Written by:
E. Sally Ward (a), Peter Jones (b), Tim Buss (c), Cristina Rada (d), Gregory Winter (e) and Richard Willson (f)
a Centre for Cancer Immunology, University of Southampton, Southampton, UK
b Lode, Cambridge, UK
c Proteogenomics Research Institute for Systems Medicine, San Diego, USA
d MRC Laboratory of Molecular Biology, Cambridge, UK
e Trinity College, Cambridge, UK
f Department of Chemical and Biomolecular Engineering, University of Houston, Houston, TX, USA
Photo courtesy of Kathleen Foote.
Jefferson (Jeff) Foote sadly passed away of pancreatic cancer on January 17, 2020 at the age of 64. He was a leading figure in physical immunochemistry and antibody humanization, a polymath of broad interests, and a wonderful friend and colleague. Jeff was born in Chicago and grew up in Tarrytown, NY. Following graduation from Harvard University where he worked in the laboratory of William Lipscomb, he earned his Ph.D. at Berkeley with Howard Schachman, studying the canonical aspartate transcarbamylase system. In 1985 he moved to the Laboratory of Molecular Biology (LMB) in Cambridge, where he worked with (now Sir) Greg Winter and then with Cesar Milstein. During his time in Cambridge, Jeff applied his understanding of protein biophysics and interaction kinetics to address problems in immunochemistry, increasingly leveraging the availability of the first emerging crystal structures of antibody-antigen complexes. This was before the BIAcore/surface plasmon resonance era that started in the early 1990s, and the work required a comprehensive knowledge of the inner workings of fluorometers, including stop-flow, and the associated mathematical tools. Jeff imported a Macintosh (“Mac”) culture to the laboratory, which was well-received by other local Mac fans in days when benchtop computers were still something of a novelty and there was a threat of other personal computer models becoming the norm.

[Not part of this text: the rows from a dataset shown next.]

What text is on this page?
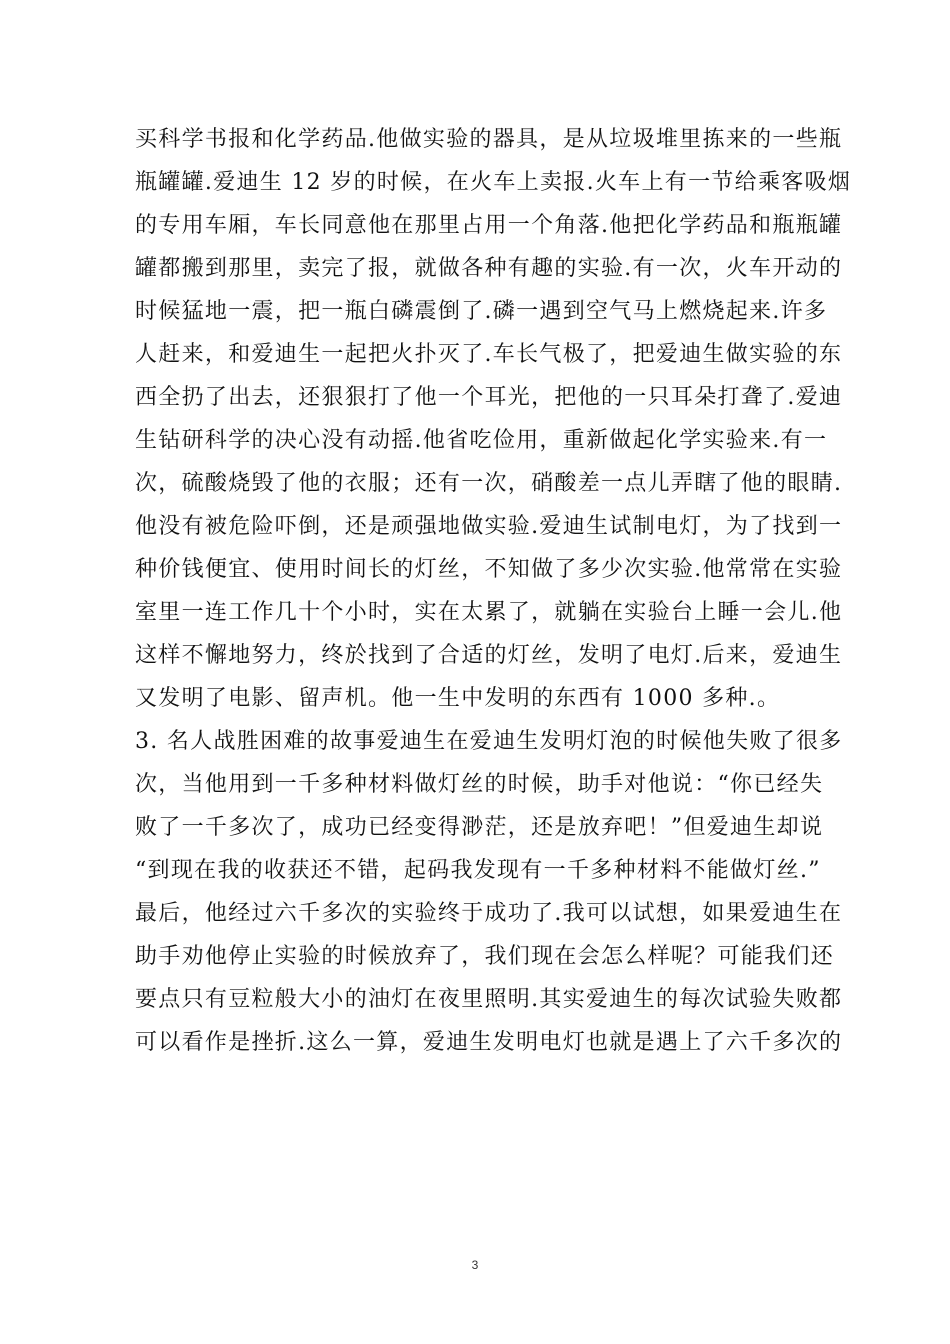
买科学书报和化学药品.他做实验的器具，是从垃圾堆里拣来的一些瓶
瓶罐罐.爱迪生 12 岁的时候，在火车上卖报.火车上有一节给乘客吸烟
的专用车厢，车长同意他在那里占用一个角落.他把化学药品和瓶瓶罐
罐都搬到那里，卖完了报，就做各种有趣的实验.有一次，火车开动的
时候猛地一震，把一瓶白磷震倒了.磷一遇到空气马上燃烧起来.许多
人赶来，和爱迪生一起把火扑灭了.车长气极了，把爱迪生做实验的东
西全扔了出去，还狠狠打了他一个耳光，把他的一只耳朵打聋了.爱迪
生钻研科学的决心没有动摇.他省吃俭用，重新做起化学实验来.有一
次，硫酸烧毁了他的衣服；还有一次，硝酸差一点儿弄瞎了他的眼睛.
他没有被危险吓倒，还是顽强地做实验.爱迪生试制电灯，为了找到一
种价钱便宜、使用时间长的灯丝，不知做了多少次实验.他常常在实验
室里一连工作几十个小时，实在太累了，就躺在实验台上睡一会儿.他
这样不懈地努力，终於找到了合适的灯丝，发明了电灯.后来，爱迪生
又发明了电影、留声机。他一生中发明的东西有 1000 多种.。
3. 名人战胜困难的故事爱迪生在爱迪生发明灯泡的时候他失败了很多
次，当他用到一千多种材料做灯丝的时候，助手对他说：“你已经失
败了一千多次了，成功已经变得渺茫，还是放弃吧！”但爱迪生却说
“到现在我的收获还不错，起码我发现有一千多种材料不能做灯丝.”
最后，他经过六千多次的实验终于成功了.我可以试想，如果爱迪生在
助手劝他停止实验的时候放弃了，我们现在会怎么样呢？可能我们还
要点只有豆粒般大小的油灯在夜里照明.其实爱迪生的每次试验失败都
可以看作是挫折.这么一算，爱迪生发明电灯也就是遇上了六千多次的
3
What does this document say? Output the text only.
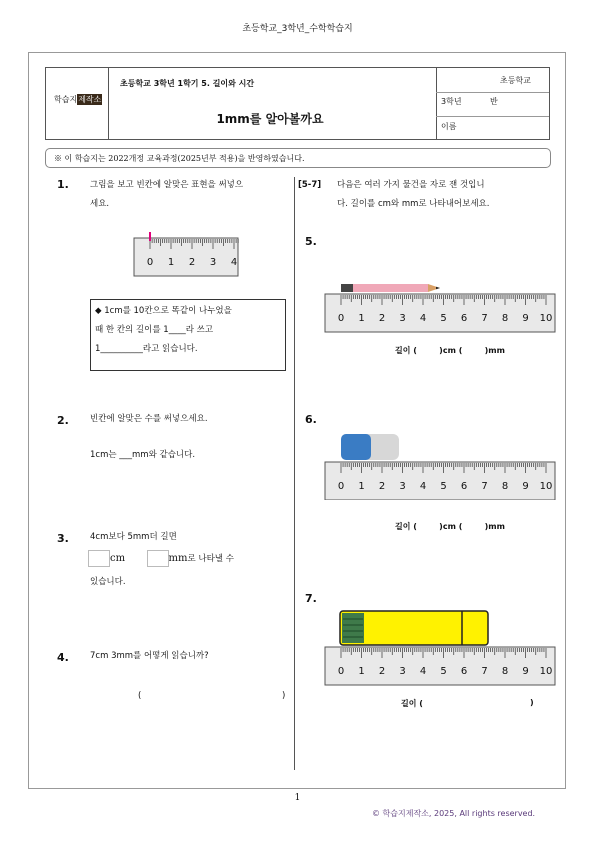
초등학교_3학년_수학학습지
학습지제작소
초등학교 3학년 1학기 5. 길이와 시간
1mm를 알아볼까요
초등학교
3학년	반
이름
※ 이 학습지는 2022개정 교육과정(2025년부 적용)을 반영하였습니다.
1. 그림을 보고 빈칸에 알맞은 표현을 써넣으
세요.
0 1 2 3 4
◆ 1cm를 10칸으로 똑같이 나누었을
때 한 칸의 길이를 1____라 쓰고
1__________라고 읽습니다.
2. 빈칸에 알맞은 수를 써넣으세요.
1cm는 ___mm와 같습니다.
3. 4cm보다 5mm더 길면
cm	mm로 나타낼 수
있습니다.
4. 7cm 3mm를 어떻게 읽습니까?
(	)
[5-7] 다음은 여러 가지 물건을 자로 잰 것입니
다. 길이를 cm와 mm로 나타내어보세요.
5.
0 1 2 3 4 5 6 7 8 9 10
길이 (        )cm (        )mm
6.
0 1 2 3 4 5 6 7 8 9 10
길이 (        )cm (        )mm
7.
0 1 2 3 4 5 6 7 8 9 10
길이 (	)
1
© 학습지제작소, 2025, All rights reserved.
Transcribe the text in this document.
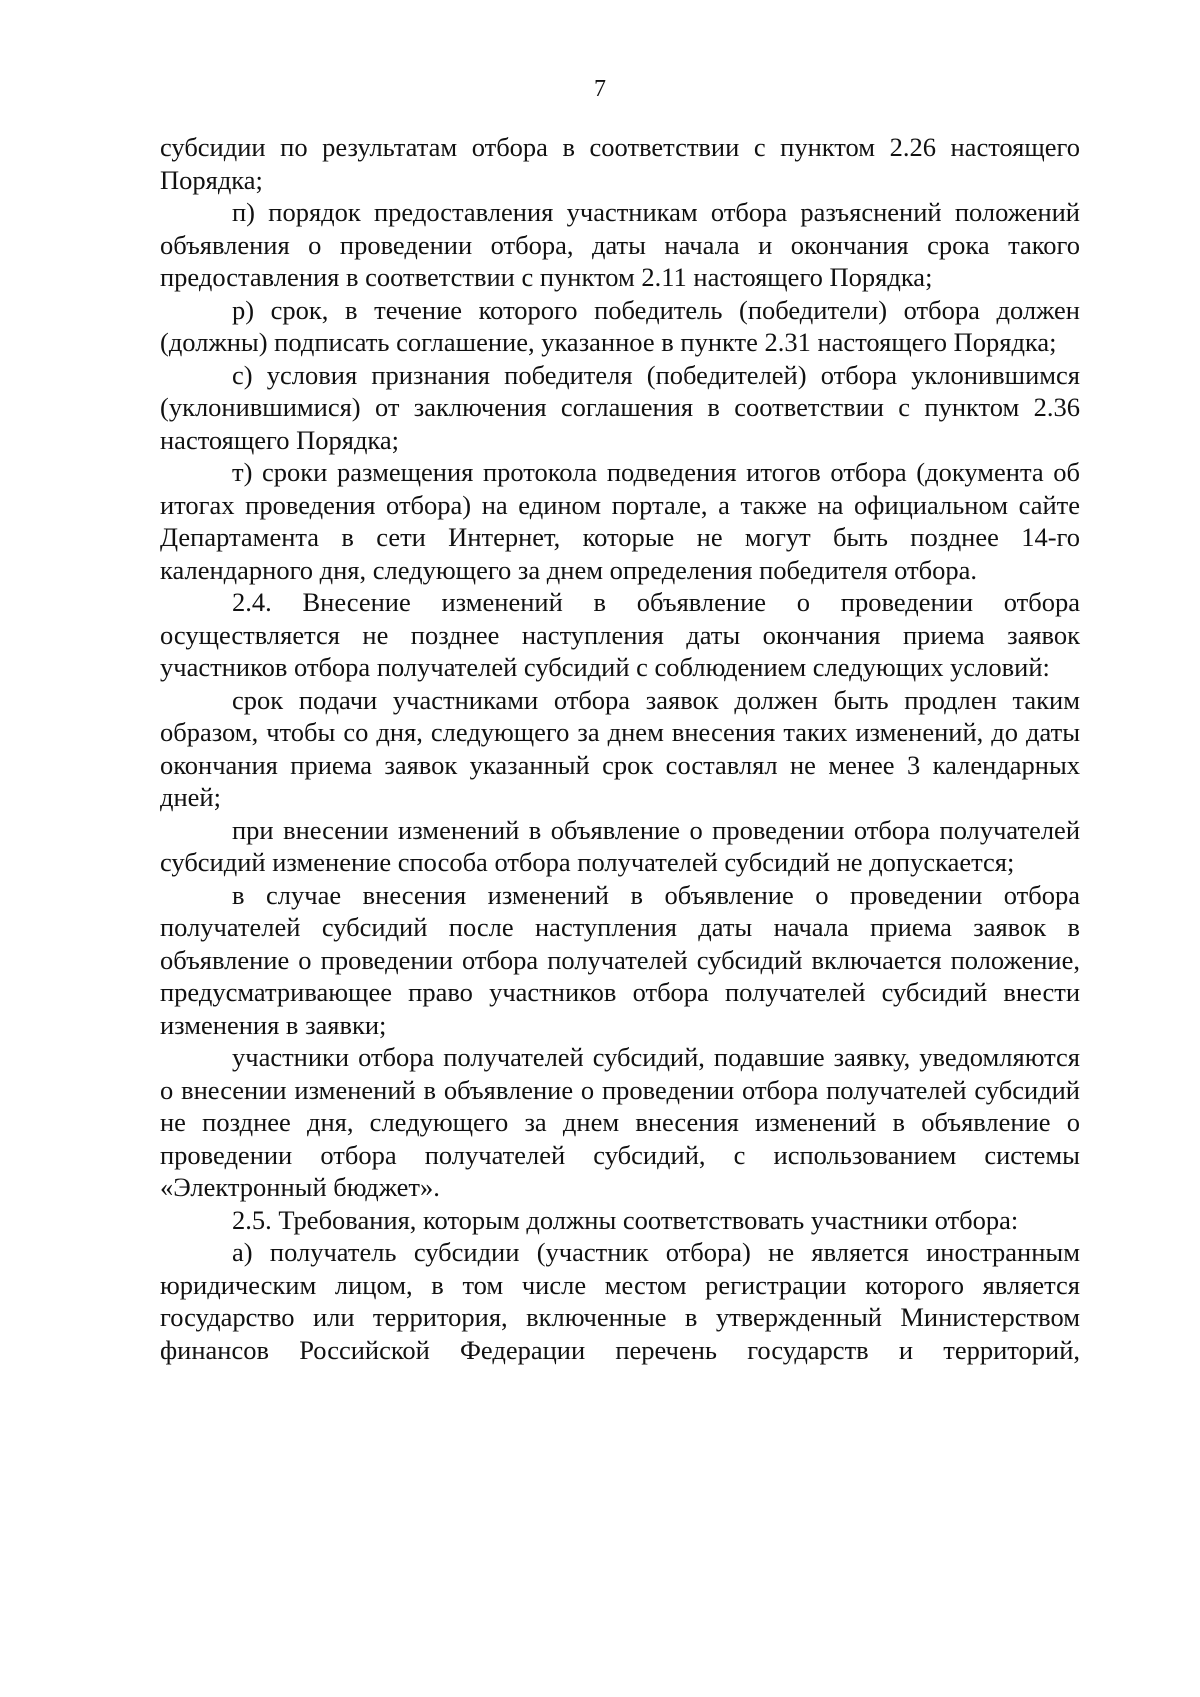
7

субсидии по результатам отбора в соответствии с пунктом 2.26 настоящего Порядка;

п) порядок предоставления участникам отбора разъяснений положений объявления о проведении отбора, даты начала и окончания срока такого предоставления в соответствии с пунктом 2.11 настоящего Порядка;

р) срок, в течение которого победитель (победители) отбора должен (должны) подписать соглашение, указанное в пункте 2.31 настоящего Порядка;

с) условия признания победителя (победителей) отбора уклонившимся (уклонившимися) от заключения соглашения в соответствии с пунктом 2.36 настоящего Порядка;

т) сроки размещения протокола подведения итогов отбора (документа об итогах проведения отбора) на едином портале, а также на официальном сайте Департамента в сети Интернет, которые не могут быть позднее 14-го календарного дня, следующего за днем определения победителя отбора.

2.4. Внесение изменений в объявление о проведении отбора осуществляется не позднее наступления даты окончания приема заявок участников отбора получателей субсидий с соблюдением следующих условий:

срок подачи участниками отбора заявок должен быть продлен таким образом, чтобы со дня, следующего за днем внесения таких изменений, до даты окончания приема заявок указанный срок составлял не менее 3 календарных дней;

при внесении изменений в объявление о проведении отбора получателей субсидий изменение способа отбора получателей субсидий не допускается;

в случае внесения изменений в объявление о проведении отбора получателей субсидий после наступления даты начала приема заявок в объявление о проведении отбора получателей субсидий включается положение, предусматривающее право участников отбора получателей субсидий внести изменения в заявки;

участники отбора получателей субсидий, подавшие заявку, уведомляются о внесении изменений в объявление о проведении отбора получателей субсидий не позднее дня, следующего за днем внесения изменений в объявление о проведении отбора получателей субсидий, с использованием системы «Электронный бюджет».

2.5. Требования, которым должны соответствовать участники отбора:

а) получатель субсидии (участник отбора) не является иностранным юридическим лицом, в том числе местом регистрации которого является государство или территория, включенные в утвержденный Министерством финансов Российской Федерации перечень государств и территорий,
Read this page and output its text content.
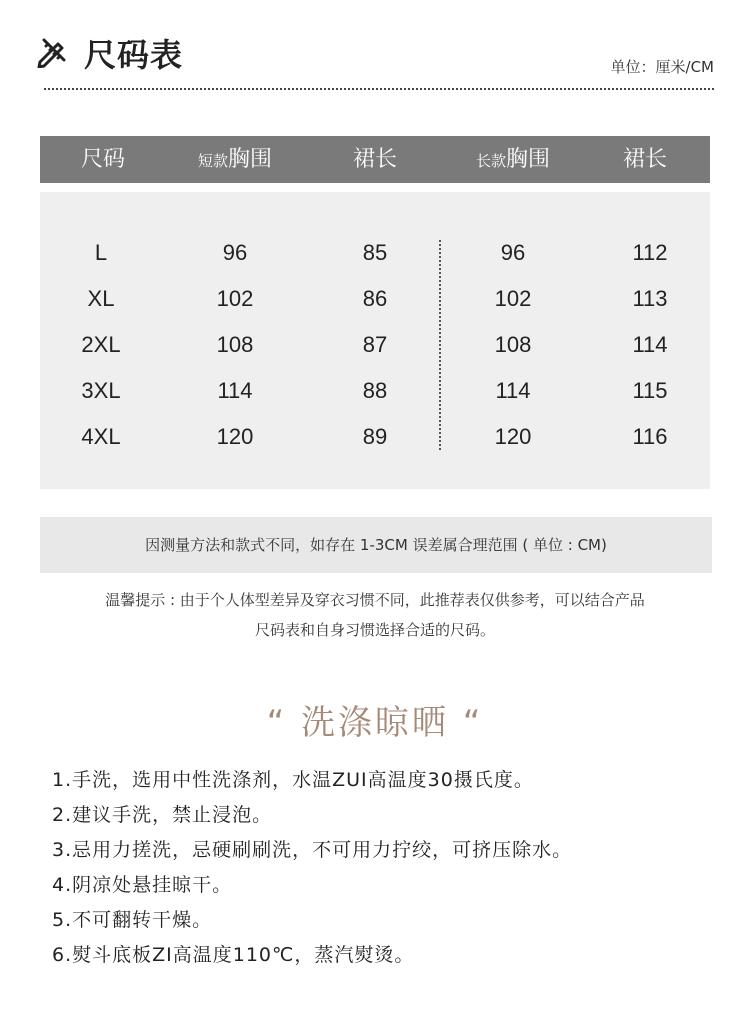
尺码表	单位：厘米/CM
尺码	短款胸围	裙长	长款胸围	裙长
L	96	85	96	112
XL	102	86	102	113
2XL	108	87	108	114
3XL	114	88	114	115
4XL	120	89	120	116
因测量方法和款式不同，如存在 1-3CM 误差属合理范围 ( 单位 : CM)
温馨提示 : 由于个人体型差异及穿衣习惯不同，此推荐表仅供参考，可以结合产品
尺码表和自身习惯选择合适的尺码。
“ 洗涤晾晒 “
1.手洗，选用中性洗涤剂，水温ZUI高温度30摄氏度。
2.建议手洗，禁止浸泡。
3.忌用力搓洗，忌硬刷刷洗，不可用力拧绞，可挤压除水。
4.阴凉处悬挂晾干。
5.不可翻转干燥。
6.熨斗底板ZI高温度110℃，蒸汽熨烫。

Whilst at the LMB, Jeff made significant contributions in areas ranging from state-of-the-art antibody engineering to fundamental aspects of B cell biology, including the first description of the CDR grafting, or humanization, of an antibody specific for a hapten.[1] Jeff applied his expertise to determine the affinities of the test grafts, enabling the design principles of the engineered antibodies to be verified in precise, quantitative terms. This seminal study formed the foundation for the subsequent avalanche of therapeutic antibody humanizations, the first of which was the CD52-specific antibody Campath-1 (Alemtuzumab) generated in the Winter/Waldmann laboratories and used to treat chronic lymphocytic leukemia and multiple sclerosis. In addition, Jeff used the first antibody to be structurally solved in complex with antigen, the anti-lysozyme antibody D1.3, to define how framework residue modifications could restore binding behavior close to that of the donor (rodent) antibody to a humanized antibody.[2] As well as the biophysical characterization of framework mutants, he was also the first to synthesize a “consensus” framework.[2,3]
In parallel to Jeff’s work on antibody humanization, he carried out an extensive analysis with Cesar Milstein on how the maturation of the immune response is accompanied by an increased on-rate of antibodies for binding to their antigen. This study led to the paradigm that the selection of the “fittest” B cells is driven by interaction kinetics.[4] Subsequently, in a second publication with Cesar, Jeff observed that antibodies could undergo switching between different conformations (“conformational isomerism”), resulting in bi- or triphasic interaction kinetics.[5] This not only provided a molecular mechanism for the further diversification of antibodies, but also challenged the longstanding axiom that each lymphocyte produces an antibody with a single combining site.
Jeff was one of those more civilized members of the LMB who drove into work, rather than arriving with the appearance of a half-drowned rat following a cycle ride in the wintry, wet days that were common in Cambridge. Whilst working with Greg Winter in the tiny 5-6 person laboratory known as T4, Jeff relished being in the thick of the day-to-day, frequently frenetic activities. The day usually started with copious quantities of “Java”, an almost toxic, viscous dark brown liquid that kept the group members charged and running. Given that antibody humanization and, subsequently, antibody repertoire work were ongoing in the laboratory at this time, there was rarely a dull moment.